OPTIMAM mammography subset for AI breast cancer risk prediction (Ellis et al., 2024)
dataset2025-11-26https://doi.org/10.1148/atlas.1764158185224
12

Overview

Schema Version

https://atlas.rsna.org/schemas/2025-11/dataset.json

Name

OPTIMAM mammography subset for AI breast cancer risk prediction (Ellis et al., 2024)

Link

https://www.ncbi.nlm.nih.gov/pmc/articles/PMC11294956/

Indexing

Keywords: Breast cancer risk prediction, Screening mammography, Interval cancer, Screen-detected cancer, Mammographic density, UK NHS Breast Screening Programme, OPTIMAM
Content: BR
RadLex: RID10357
SNOMED: 254837009

Author(s)

Sam Ellis
Sandra Gomes
Matthew Trumble
Mark D. Halling-Brown
Kenneth C. Young
Nouman S. Chaudhry
Peter Harris
Lucy M. Warren

Organization(s)

Royal Surrey NHS Foundation Trust
University of Surrey

Contact

Sam Ellis (corresponding author): ten.shn@2sille.mas

Funding

Creation and maintenance of the OPTIMAM Image Database funded by Cancer Research UK (C30682/A28396).

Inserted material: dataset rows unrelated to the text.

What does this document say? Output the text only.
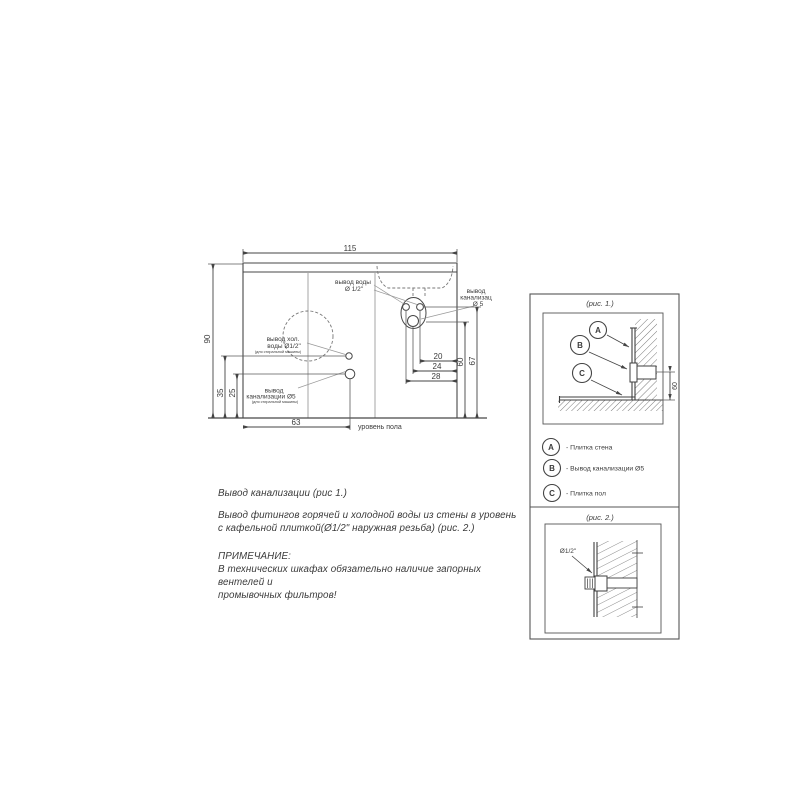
115
90
35 25
63
20
24
28
60 67
уровень пола
вывод воды
Ø 1/2"	вывод
канализац
Ø 5
вывод хол.
воды Ø1/2"
(для стиральной машины)
вывод
канализации Ø5
(для стиральной машины)
(рис. 1.)
A
B
C
60
A
B
C
- Плитка стена
- Вывод канализации Ø5
- Плитка пол
(рис. 2.)
Ø1/2"
Вывод канализации (рис 1.)
Вывод фитингов горячей и холодной воды из стены в уровень
с кафельной плиткой(Ø1/2" наружная резьба) (рис. 2.)
ПРИМЕЧАНИЕ:
В технических шкафах обязательно наличие запорных вентелей и
промывочных фильтров!
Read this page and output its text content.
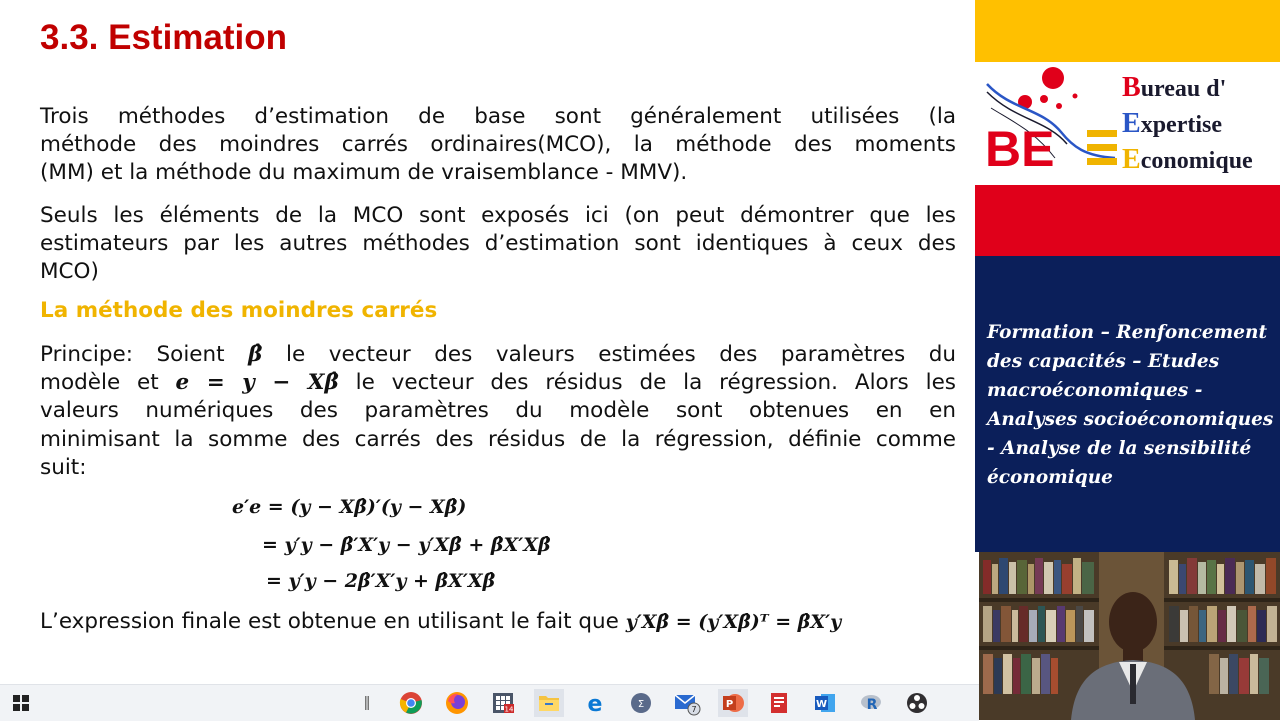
3.3. Estimation

Trois méthodes d’estimation de base sont généralement utilisées (la
méthode des moindres carrés ordinaires(MCO), la méthode des moments
(MM) et la méthode du maximum de vraisemblance - MMV).

Seuls les éléments de la MCO sont exposés ici (on peut démontrer que les
estimateurs par les autres méthodes d’estimation sont identiques à ceux des
MCO)

La méthode des moindres carrés

Principe: Soient β̂ le vecteur des valeurs estimées des paramètres du
modèle et e = y − Xβ̂ le vecteur des résidus de la régression. Alors les
valeurs numériques des paramètres du modèle sont obtenues en en
minimisant la somme des carrés des résidus de la régression, définie comme
suit:

e′e = (y − Xβ̂)′(y − Xβ̂)
= y′y − β̂′X′y − y′Xβ̂ + β̂X′Xβ̂
= y′y − 2β̂′X′y + β̂X′Xβ̂

L’expression finale est obtenue en utilisant le fait que y′Xβ̂ = (y′Xβ̂)ᵀ = β̂X′y

BE
Bureau d'
Expertise
Economique

Formation – Renfoncement
des capacités – Etudes
macroéconomiques -
Analyses socioéconomiques
- Analyse de la sensibilité
économique

14	e	Σ	7	P	W	R
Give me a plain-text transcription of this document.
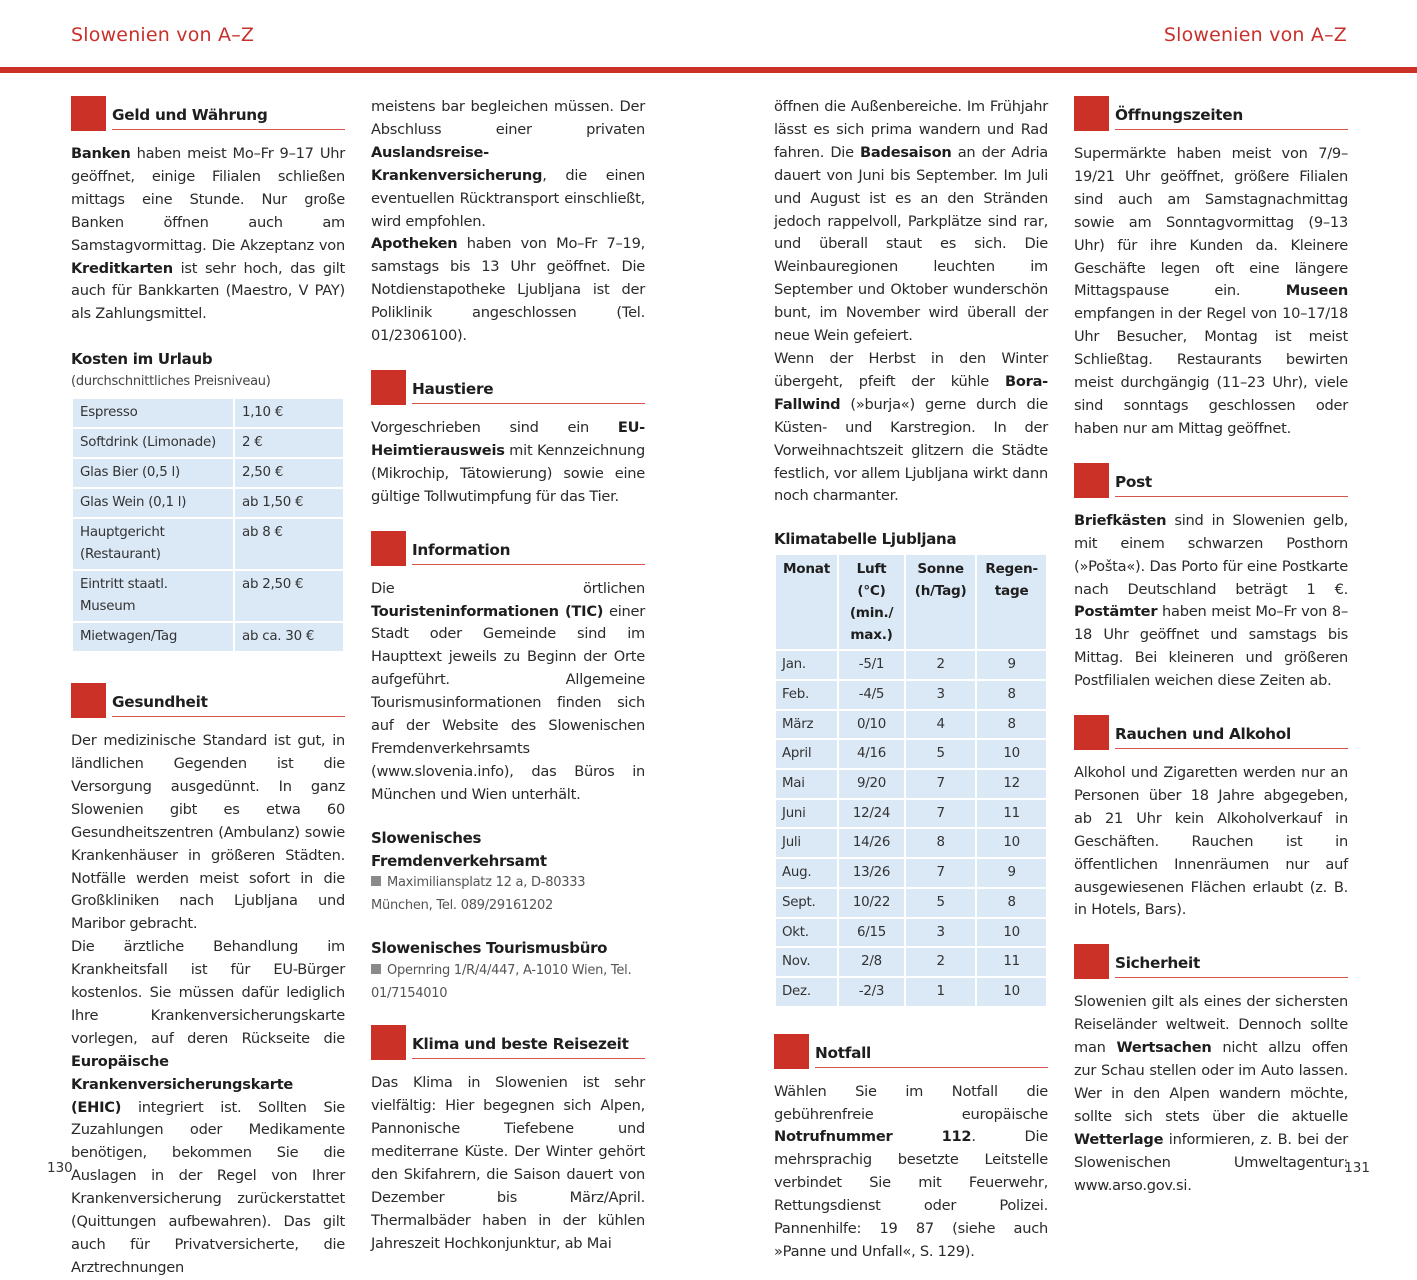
Slowenien von A–Z	Slowenien von A–Z
Geld und Währung

Banken haben meist Mo–Fr 9–17 Uhr geöffnet, einige Filialen schließen mittags eine Stunde. Nur große Banken öffnen auch am Samstagvormittag. Die Akzeptanz von Kreditkarten ist sehr hoch, das gilt auch für Bankkarten (Maestro, V PAY) als Zahlungsmittel.

Kosten im Urlaub

(durchschnittliches Preisniveau)

Espresso	1,10 €
Softdrink (Limonade)	2 €
Glas Bier (0,5 l)	2,50 €
Glas Wein (0,1 l)	ab 1,50 €
Hauptgericht (Restaurant)	ab 8 €
Eintritt staatl. Museum	ab 2,50 €
Mietwagen/Tag	ab ca. 30 €
Gesundheit

Der medizinische Standard ist gut, in ländlichen Gegenden ist die Versorgung ausgedünnt. In ganz Slowenien gibt es etwa 60 Gesundheitszentren (Ambulanz) sowie Krankenhäuser in größeren Städten. Notfälle werden meist sofort in die Großkliniken nach Ljubljana und Maribor gebracht.

Die ärztliche Behandlung im Krankheitsfall ist für EU-Bürger kostenlos. Sie müssen dafür lediglich Ihre Krankenversicherungskarte vorlegen, auf deren Rückseite die Europäische Krankenversicherungskarte (EHIC) integriert ist. Sollten Sie Zuzahlungen oder Medikamente benötigen, bekommen Sie die Auslagen in der Regel von Ihrer Krankenversicherung zurückerstattet (Quittungen aufbewahren). Das gilt auch für Privatversicherte, die Arztrechnungen

meistens bar begleichen müssen. Der Abschluss einer privaten Auslandsreise-Krankenversicherung, die einen eventuellen Rücktransport einschließt, wird empfohlen.

Apotheken haben von Mo–Fr 7–19, samstags bis 13 Uhr geöffnet. Die Notdienstapotheke Ljubljana ist der Poliklinik angeschlossen (Tel. 01/2306100).

Haustiere

Vorgeschrieben sind ein EU-Heimtierausweis mit Kennzeichnung (Mikrochip, Tätowierung) sowie eine gültige Tollwutimpfung für das Tier.

Information

Die örtlichen Touristeninformationen (TIC) einer Stadt oder Gemeinde sind im Haupttext jeweils zu Beginn der Orte aufgeführt. Allgemeine Tourismusinformationen finden sich auf der Website des Slowenischen Fremdenverkehrsamts (www.slovenia.info), das Büros in München und Wien unterhält.

Slowenisches Fremdenverkehrsamt
Maximiliansplatz 12 a, D-80333 München, Tel. 089/29161202
Slowenisches Tourismusbüro
Opernring 1/R/4/447, A-1010 Wien, Tel. 01/7154010
Klima und beste Reisezeit

Das Klima in Slowenien ist sehr vielfältig: Hier begegnen sich Alpen, Pannonische Tiefebene und mediterrane Küste. Der Winter gehört den Skifahrern, die Saison dauert von Dezember bis März/April. Thermalbäder haben in der kühlen Jahreszeit Hochkonjunktur, ab Mai

öffnen die Außenbereiche. Im Frühjahr lässt es sich prima wandern und Rad fahren. Die Badesaison an der Adria dauert von Juni bis September. Im Juli und August ist es an den Stränden jedoch rappelvoll, Parkplätze sind rar, und überall staut es sich. Die Weinbauregionen leuchten im September und Oktober wunderschön bunt, im November wird überall der neue Wein gefeiert.

Wenn der Herbst in den Winter übergeht, pfeift der kühle Bora-Fallwind (»burja«) gerne durch die Küsten- und Karstregion. In der Vorweihnachtszeit glitzern die Städte festlich, vor allem Ljubljana wirkt dann noch charmanter.

Klimatabelle Ljubljana

Monat	Luft (°C) (min./ max.)	Sonne (h/Tag)	Regen-tage
Jan.	-5/1	2	9
Feb.	-4/5	3	8
März	0/10	4	8
April	4/16	5	10
Mai	9/20	7	12
Juni	12/24	7	11
Juli	14/26	8	10
Aug.	13/26	7	9
Sept.	10/22	5	8
Okt.	6/15	3	10
Nov.	2/8	2	11
Dez.	-2/3	1	10
Notfall

Wählen Sie im Notfall die gebührenfreie europäische Notrufnummer 112. Die mehrsprachig besetzte Leitstelle verbindet Sie mit Feuerwehr, Rettungsdienst oder Polizei. Pannenhilfe: 19 87 (siehe auch »Panne und Unfall«, S. 129).

Öffnungszeiten

Supermärkte haben meist von 7/9–19/21 Uhr geöffnet, größere Filialen sind auch am Samstagnachmittag sowie am Sonntagvormittag (9–13 Uhr) für ihre Kunden da. Kleinere Geschäfte legen oft eine längere Mittagspause ein. Museen empfangen in der Regel von 10–17/18 Uhr Besucher, Montag ist meist Schließtag. Restaurants bewirten meist durchgängig (11–23 Uhr), viele sind sonntags geschlossen oder haben nur am Mittag geöffnet.

Post

Briefkästen sind in Slowenien gelb, mit einem schwarzen Posthorn (»Pošta«). Das Porto für eine Postkarte nach Deutschland beträgt 1 €. Postämter haben meist Mo–Fr von 8–18 Uhr geöffnet und samstags bis Mittag. Bei kleineren und größeren Postfilialen weichen diese Zeiten ab.

Rauchen und Alkohol

Alkohol und Zigaretten werden nur an Personen über 18 Jahre abgegeben, ab 21 Uhr kein Alkoholverkauf in Geschäften. Rauchen ist in öffentlichen Innenräumen nur auf ausgewiesenen Flächen erlaubt (z. B. in Hotels, Bars).

Sicherheit

Slowenien gilt als eines der sichersten Reiseländer weltweit. Dennoch sollte man Wertsachen nicht allzu offen zur Schau stellen oder im Auto lassen. Wer in den Alpen wandern möchte, sollte sich stets über die aktuelle Wetterlage informieren, z. B. bei der Slowenischen Umweltagentur: www.arso.gov.si.

130	131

S.E. supported by the Million Women Study (C16077/A29186).

Ethical review

Data were collected with approval from an ethical research committee specializing in research databases organized by the NHS Health Research Authority.

Comments

Retrospective study using a curated subset of the UK OPTIMAM Mammography Image Database to train and evaluate a deep learning model predicting 3-year breast cancer risk from negative screening mammograms.

Date

Published: 2024-05-22

References

[1] Ellis S, Gomes S, Trumble M, et al.. "Deep Learning for Breast Cancer Risk Prediction: Application to a Large Representative UK Screening Cohort". Radiology: Artificial Intelligence. 2024-07-01. doi:10.1148/ryai.230431. PMID: 38775671. PMCID: PMC11294956.
[2] Halling-Brown MD, Warren LM, Ward D, et al.. "OPTIMAM mammography image database: a large-scale resource of mammography images and clinical data". Radiology: Artificial Intelligence. 2020-01-01. PMID: 33937853. PMCID: PMC8082293. Available from: https://www.ncbi.nlm.nih.gov/pmc/articles/PMC8082293/

Dataset

Motivation

Develop and evaluate a UK-specific AI model to predict 3-year future breast cancer risk from negative screening mammograms.

Sampling

From 5264 risk-positive and 191,488 risk-negative women, random sampling used: training negatives reduced by 50% to increase prevalence; one episode randomly selected per woman where multiple eligible episodes existed in the risk-negative group.

Partitioning scheme

Stratified 60:20:20 split into training, validation, and test to preserve cancer prevalence. Validation balanced by cancer outcome at the patient level. Test set left unmodified to reflect OPTIMAM demographics.

Missing information

Only Hologic mammography systems included; images from other manufacturers underrepresented and excluded. Examinations with confirmed cancer and images containing implants were excluded. Some screening episodes lacked follow-up and were excluded.

Relationships between instances

One screening episode per woman; two views per breast (CC and MLO). In the training split, images of healthy contralateral breasts of risk-positive patients were removed.

External data

Data derived from the OPTIMAM Mammography Image Database collected at multiple UK NHSBSP sites.